Today I looked into the bus activity during a WAI instruction on the WDC 65C02, and noticed that it is pulling RDY low during its second cycle, at the rising edge of phi2, if IRQB is high. Also, it seems to be a three cycle instruction - if you discount all the cycles where RDY was low at the end of phase two, there are three cycles left.
So I started to wonder - it's widely stated that it allows you to respond to an interrupt in only one clock cycle, but how can it possibly do that? It pauses itself during its second cycle, and surely needs to re-execute its second cycle with RDY high, and then execute its third cycle, before the next instruction can start. That's at least one and a half clock cycles, and maybe half a cycle more if the interrupt arrives soon after the falling edge of phi2.
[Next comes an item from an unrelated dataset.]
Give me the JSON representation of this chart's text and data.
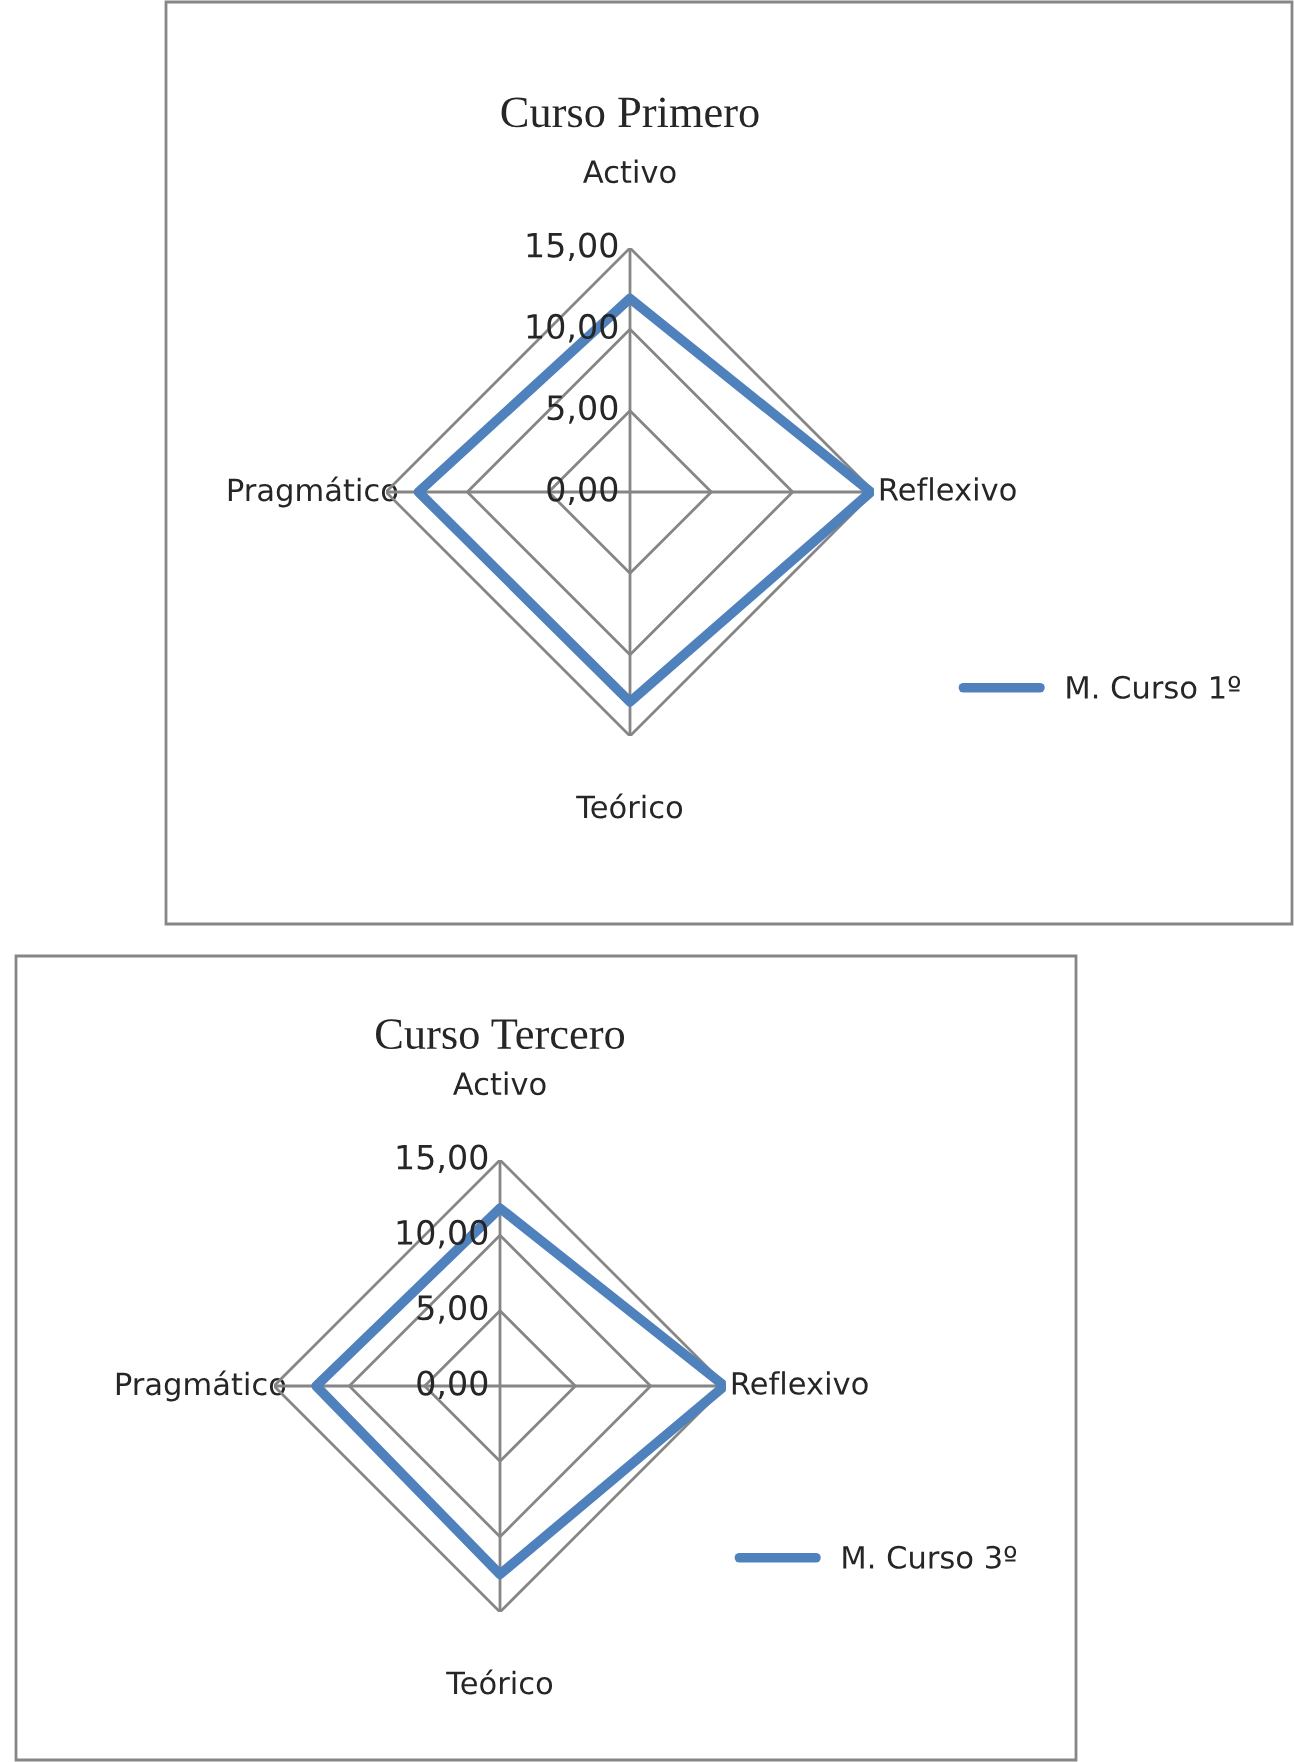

I had already built a circuit to test WAI's bus behaviour so it was pretty easy to capture the timing on a scope. This system is running at 10MHz, and only consists of a CPU and some ROM.
In this scope trace the blue lower line shows the level on IRQB and the yellow upper line shows RWB. The CPU was executing WAI followed by STZ 0. I've aligned the scope trace so that the centre of the screen is at the start of phase 1 of the first cycle of the STZ instruction.
Attachment:
20230830_195547.jpg [ 4.14 MiB | Viewed 4259 times ]
I count two whole cycles (and change) after the IRQB transition before the centre of the screen where STZ starts. Note that at 10 MHz one clock cycle is two large grid squares wide.
My first capture was even worse, due I think to the point at which IRQB changed during the clock cycle:
Attachment:
20230830_195052.jpg [ 4.24 MiB | Viewed 4259 times ]
So I'm curious - has anyone here timed this before, and did your results match this? Is this timing what you'd expect? And is the "within one clock cycle" claim just a myth?
Edit - I thought it could be related to RDY having a slow rise rate due to the resistor pull-up that's required. Perhaps the one cycle response time only applies to the variants that have a separate pin for WAI, or the 65816.
I was using a 1k pull-up, which is already rather low - I think the datasheet suggests we should only draw 1.6mA to keep the voltage below 0.4V when the CPU is pulling it low. So my resistor is already about a third of the value it should be. I recaptured the test case with RDY and PHI2 measured as well, and it's pretty clear that RDY starts to rise at the beginning of phase 1 after IRQB goes low. It was quite slow but with a 10 MHz clock it got to about 4V before phase 2 and was pretty stable by the end of the cycle. So I think that cycle must then count as the second cycle of the WAI instruction, with the third following, just before the middle of my oscilloscope screen.
I also tried replacing the 1K pull-up with 330 ohms. This is probably pulling up with about 15mA, nearly ten times what the datasheet said. The voltage seemed pretty nice and low nonetheless, though I didn't measure it exactly. The rise time of RDY was now about a third of a cycle, as you'd expect compared to the 1k pull-up - it was comfortably high by the time the second cycle's phase 2 started. The overall cycle counts were unchanged by this, so I think this is not really due to the weak pull-up, it seems to be just the way the CPU works.